![](https://codelido.com/assets/files/2022-12-26/1672079374-214037-attacker.jpg)
Attackers
Attackers are individuals or groups who attempt to exploit vulnerability for personal or financial gain.
Amateurs
They are usually attackers with little or no skill, often using existing tools or instructions found on the Internet to launch attacks. Some of them are just curious, while others are trying to demonstrate their skills and cause harm. They may be using basic tools, but the results can still be devastating.
Hackers
This group of attackers break into computers or networks to gain access. They are classified into different types.
Types of Hackers
White Hat Hackers:
These are ethical hackers who use their programming skills for good, ethical and legal purposes. They may perform network penetration tests in an attempt to compromise networks and systems. Security vulnerabilities are reported to developers for them to fix before the vulnerabilities can be threatened.
Grey Hat Hackers:
These are individuals who commit crimes and do unethical things, but not for personal gain or to cause damage. A grey hat hacker may disclose a vulnerability to the affected organization after having compromised their network without their permission.
Black Hat Hackers:
These are unethical criminals who violate computer and network security for personal gain, or for
malicious reasons such as attacking networks. Black-hat hackers exploit vulnerabilities to compromise computer and network systems.
Internal and External Threats
Attacks can be originated from within an organization or from outside of the organization.
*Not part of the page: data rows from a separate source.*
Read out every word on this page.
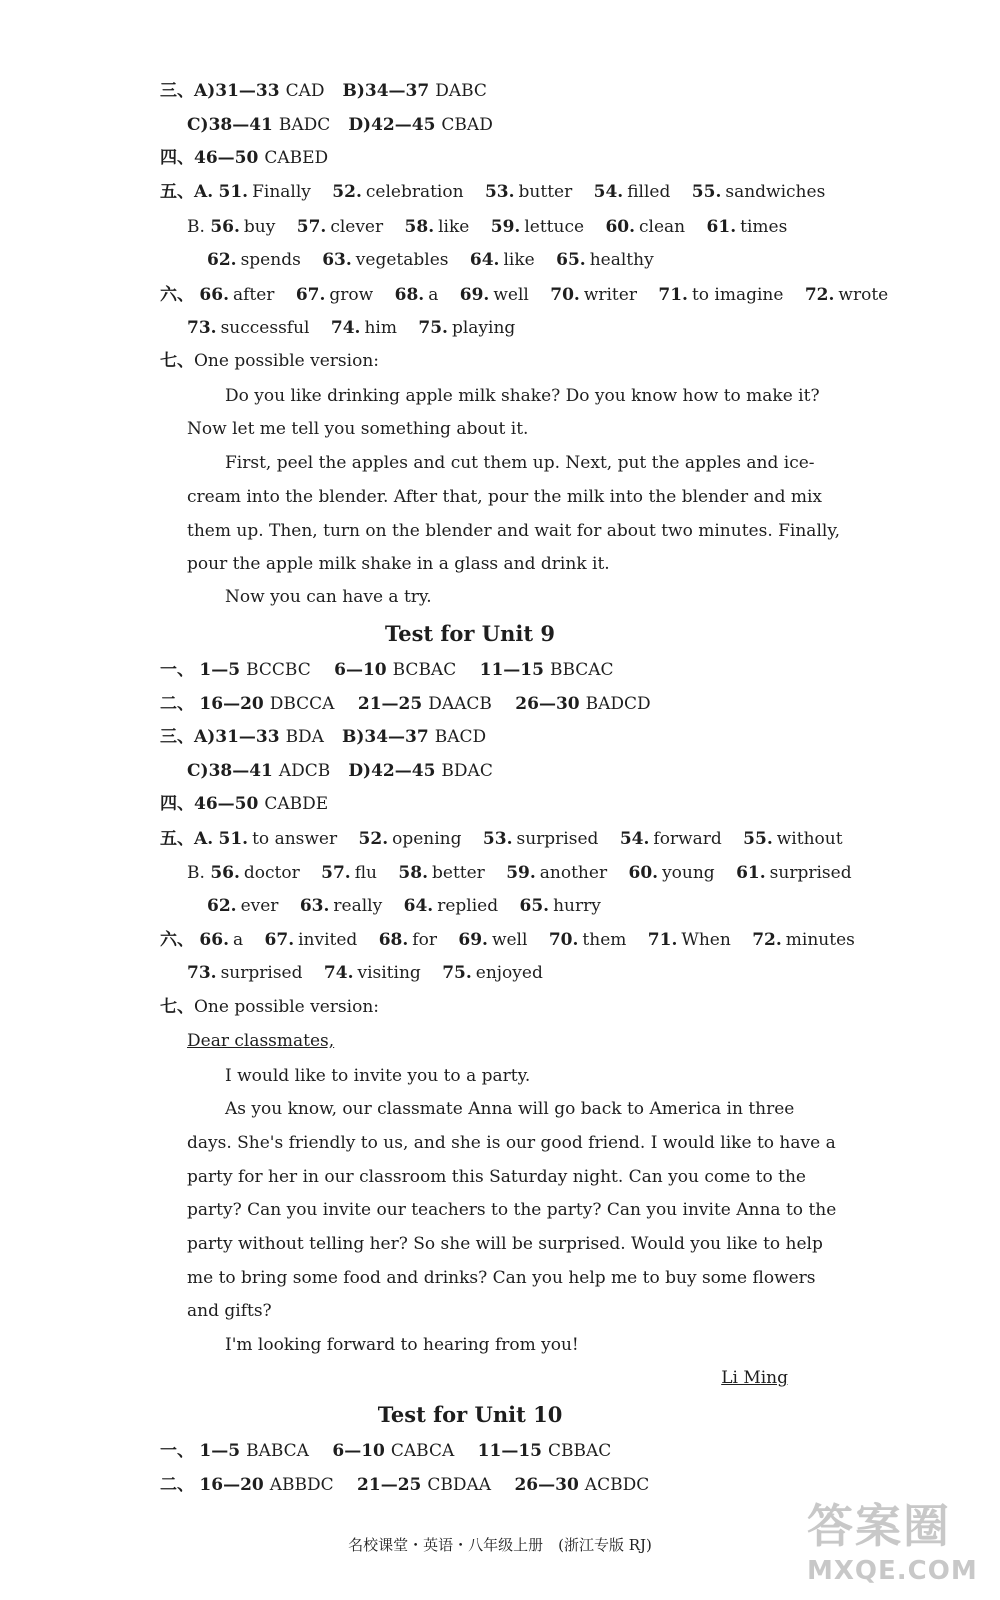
三、A)31—33 CAD B)34—37 DABC
C)38—41 BADC D)42—45 CBAD
四、46—50 CABED
五、A. 51. Finally 52. celebration 53. butter 54. filled 55. sandwiches
B. 56. buy 57. clever 58. like 59. lettuce 60. clean 61. times
62. spends 63. vegetables 64. like 65. healthy
六、 66. after 67. grow 68. a 69. well 70. writer 71. to imagine 72. wrote
73. successful 74. him 75. playing
七、One possible version:
Do you like drinking apple milk shake? Do you know how to make it?
Now let me tell you something about it.
First, peel the apples and cut them up. Next, put the apples and ice-
cream into the blender. After that, pour the milk into the blender and mix
them up. Then, turn on the blender and wait for about two minutes. Finally,
pour the apple milk shake in a glass and drink it.
Now you can have a try.
Test for Unit 9
一、 1—5 BCCBC 6—10 BCBAC 11—15 BBCAC
二、 16—20 DBCCA 21—25 DAACB 26—30 BADCD
三、A)31—33 BDA B)34—37 BACD
C)38—41 ADCB D)42—45 BDAC
四、46—50 CABDE
五、A. 51. to answer 52. opening 53. surprised 54. forward 55. without
B. 56. doctor 57. flu 58. better 59. another 60. young 61. surprised
62. ever 63. really 64. replied 65. hurry
六、 66. a 67. invited 68. for 69. well 70. them 71. When 72. minutes
73. surprised 74. visiting 75. enjoyed
七、One possible version:
Dear classmates,
I would like to invite you to a party.
As you know, our classmate Anna will go back to America in three
days. She's friendly to us, and she is our good friend. I would like to have a
party for her in our classroom this Saturday night. Can you come to the
party? Can you invite our teachers to the party? Can you invite Anna to the
party without telling her? So she will be surprised. Would you like to help
me to bring some food and drinks? Can you help me to buy some flowers
and gifts?
I'm looking forward to hearing from you!
Li Ming
Test for Unit 10
一、 1—5 BABCA 6—10 CABCA 11—15 CBBAC
二、 16—20 ABBDC 21—25 CBDAA 26—30 ACBDC
名校课堂・英语・八年级上册　(浙江专版 RJ)	答案圈
MXQE.COM
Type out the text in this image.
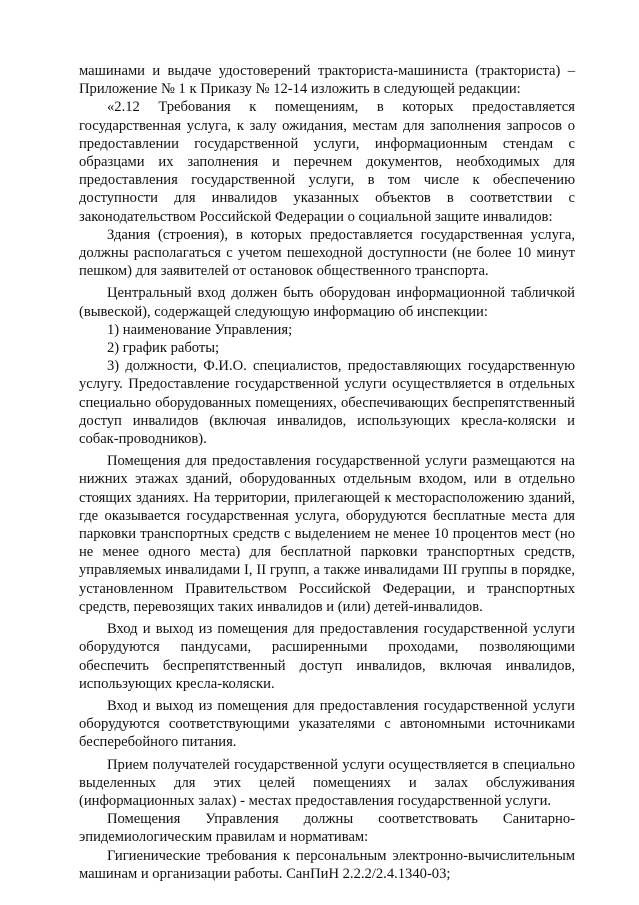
машинами и выдаче удостоверений тракториста-машиниста (тракториста) – Приложение № 1 к Приказу № 12-14 изложить в следующей редакции:

«2.12 Требования к помещениям, в которых предоставляется государственная услуга, к залу ожидания, местам для заполнения запросов о предоставлении государственной услуги, информационным стендам с образцами их заполнения и перечнем документов, необходимых для предоставления государственной услуги, в том числе к обеспечению доступности для инвалидов указанных объектов в соответствии с законодательством Российской Федерации о социальной защите инвалидов:

Здания (строения), в которых предоставляется государственная услуга, должны располагаться с учетом пешеходной доступности (не более 10 минут пешком) для заявителей от остановок общественного транспорта.

Центральный вход должен быть оборудован информационной табличкой (вывеской), содержащей следующую информацию об инспекции:

1) наименование Управления;

2) график работы;

3) должности, Ф.И.О. специалистов, предоставляющих государственную услугу. Предоставление государственной услуги осуществляется в отдельных специально оборудованных помещениях, обеспечивающих беспрепятственный доступ инвалидов (включая инвалидов, использующих кресла-коляски и собак-проводников).

Помещения для предоставления государственной услуги размещаются на нижних этажах зданий, оборудованных отдельным входом, или в отдельно стоящих зданиях. На территории, прилегающей к месторасположению зданий, где оказывается государственная услуга, оборудуются бесплатные места для парковки транспортных средств с выделением не менее 10 процентов мест (но не менее одного места) для бесплатной парковки транспортных средств, управляемых инвалидами I, II групп, а также инвалидами III группы в порядке, установленном Правительством Российской Федерации, и транспортных средств, перевозящих таких инвалидов и (или) детей-инвалидов.

Вход и выход из помещения для предоставления государственной услуги оборудуются пандусами, расширенными проходами, позволяющими обеспечить беспрепятственный доступ инвалидов, включая инвалидов, использующих кресла-коляски.

Вход и выход из помещения для предоставления государственной услуги оборудуются соответствующими указателями с автономными источниками бесперебойного питания.

Прием получателей государственной услуги осуществляется в специально выделенных для этих целей помещениях и залах обслуживания (информационных залах) - местах предоставления государственной услуги.

Помещения Управления должны соответствовать Санитарно-эпидемиологическим правилам и нормативам:

Гигиенические требования к персональным электронно-вычислительным машинам и организации работы. СанПиН 2.2.2/2.4.1340-03;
![](https://codelido.com/assets/files/2022-12-26/1672081981-110558-threat.png)
Internal Threats:
An internal user, such as an employee or contract partner, can accidently or intentionally:
- Mishandle confidential data
- Threaten the operations of internal servers or network infrastructure devices
- Facilitate outside attacks by connecting infected USB media into the corporate computer system
- Accidentally invite malware onto the network through malicious email or websites
These cause a greater damage than external threats as internal users have direct access to the building and devices.
External Threats:
External threats from amateurs or skilled attackers can exploit vulnerabilities in network or computing devices, or use social engineering to gain access.